# Feedback Please: BACHMANN G SCALE CLIMAX , & BACHMANN G SCALE 36 TON-2 TRUCK SHAY



## RUDYSMALLET (Feb 7, 2011)

I buy LGB locomotive, never have owned Bachman and never seen one in Real. I know some you owned different Brand Model.
What can you say about this Models.
Feedback Please: BACHMANN G SCALE CLIMAX , & BACHMANN G SCALE 36 TON-2 TRUCK SHAY

By the way, How do you post a picture ? in this Forum. can sombody point a lead...

I appreciate the reply.
Rudy


----------



## East Broad Top (Dec 29, 2007)

Which version of the Climax? The older version or the one that's just been released? (i.e., the one that will cost you $300 or the one that will cost you $700?) Aesthetically they're very similar, and both very well done. The new version comes with a number of different stacks and coal and oil loads for the fuel bunker so you can customize your loco to a degree. Mechanically the new one is a vast improvement over the old with brass gearing and ball bearings on the axles. It runs very smoothly and quietly. (Coincidentally, the ebay ad at the bottom of the page is currently showing a Climax. That's the old version.) 

So long as the Shay has the newer production trucks, you should be good there. I forget how you tell the difference, but unless you're buying someone's used Shay, the chances are good that it's got the updated trucks. I've only seen them run at shows, but they've got a good reputation. 
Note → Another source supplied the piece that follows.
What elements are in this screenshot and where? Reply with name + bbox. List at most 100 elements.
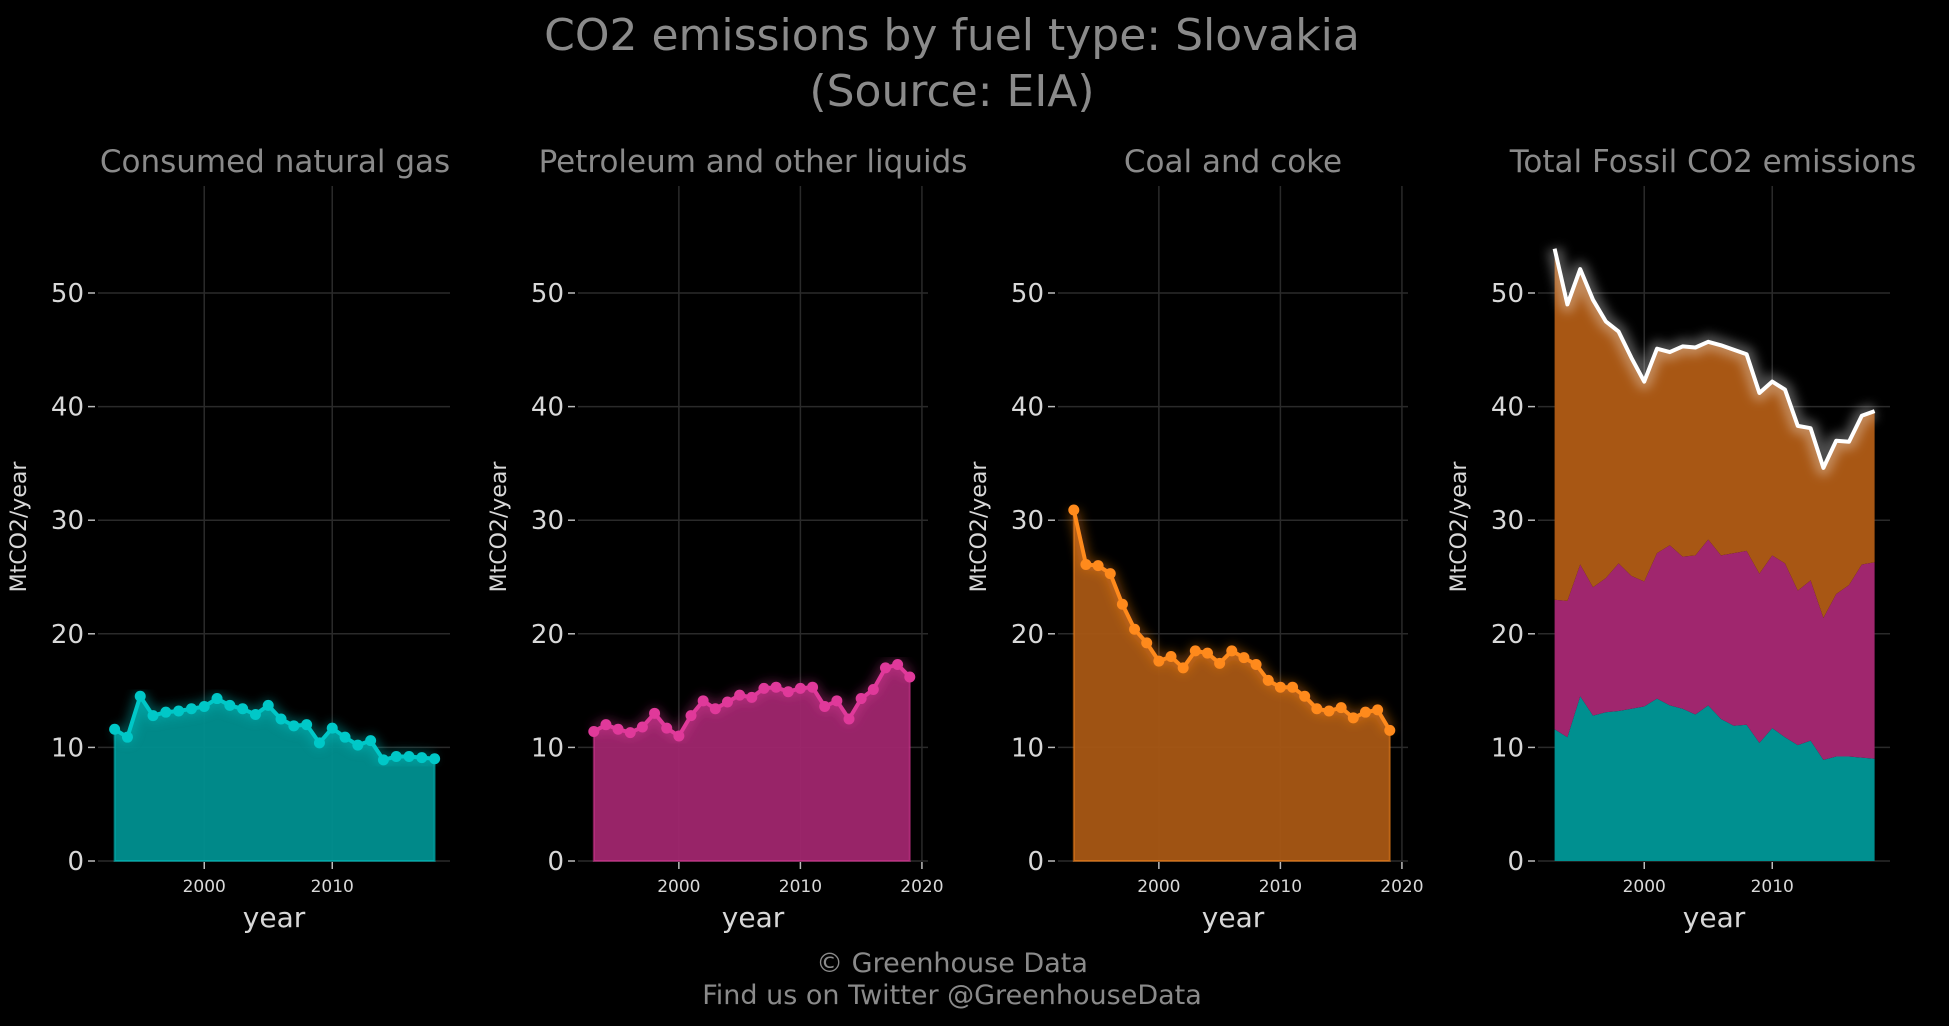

As for posting photos, look at the top of the Photography forum for instructions. Your photo has to exist on the web somewhere, if your ISP gives you space, or if you're a 1st-class member here, or Photobucket, etc. Also, PLEASE limit your photos to 800 pixels wide. 

Later, 

K


----------



## cape cod Todd (Jan 3, 2008)

Hi Rudy 
I have a climax the older one and a 38 ton 2 truck shay and they are both great engines. Compared with a couple of LGB I have, a 2 4 0 and a Forney, the Bachmann engines blow the LGB away with detail and pulling power. The bachmann might not be as robust and long lived as the German made engines but they should give you good long service as long as you keep all the little moving parts lubricated. The smoke units on the LGB are better than the Bachmann. The Bachmanns have cool fireboxes that flicker. Both Shay and Climax are 1:20 scale but the Climax is naturally smaller and will look not so out of place as the Shay will next to your LGB units. 
The 38 ton shay came with the upgraded trucks whereas the 36 ton can be upgraded with the metal ones but I believe they are about $125+ in addition to the engine. There are a few Climax engines coming up on Ebay and they usually go for around $300. Pick one up you will not be dissapointed and if you are then you can resell, they hold their value well. 
Todd


----------



## George Schreyer (Jan 16, 2009)

if you want info on the older models, go to the links below. I have no experience with the newer ones. 

http://www.girr.org/girr/tips/tips1/shay_tips.html 
http://www.girr.org/girr/tips/tips5/climax_tips.html


----------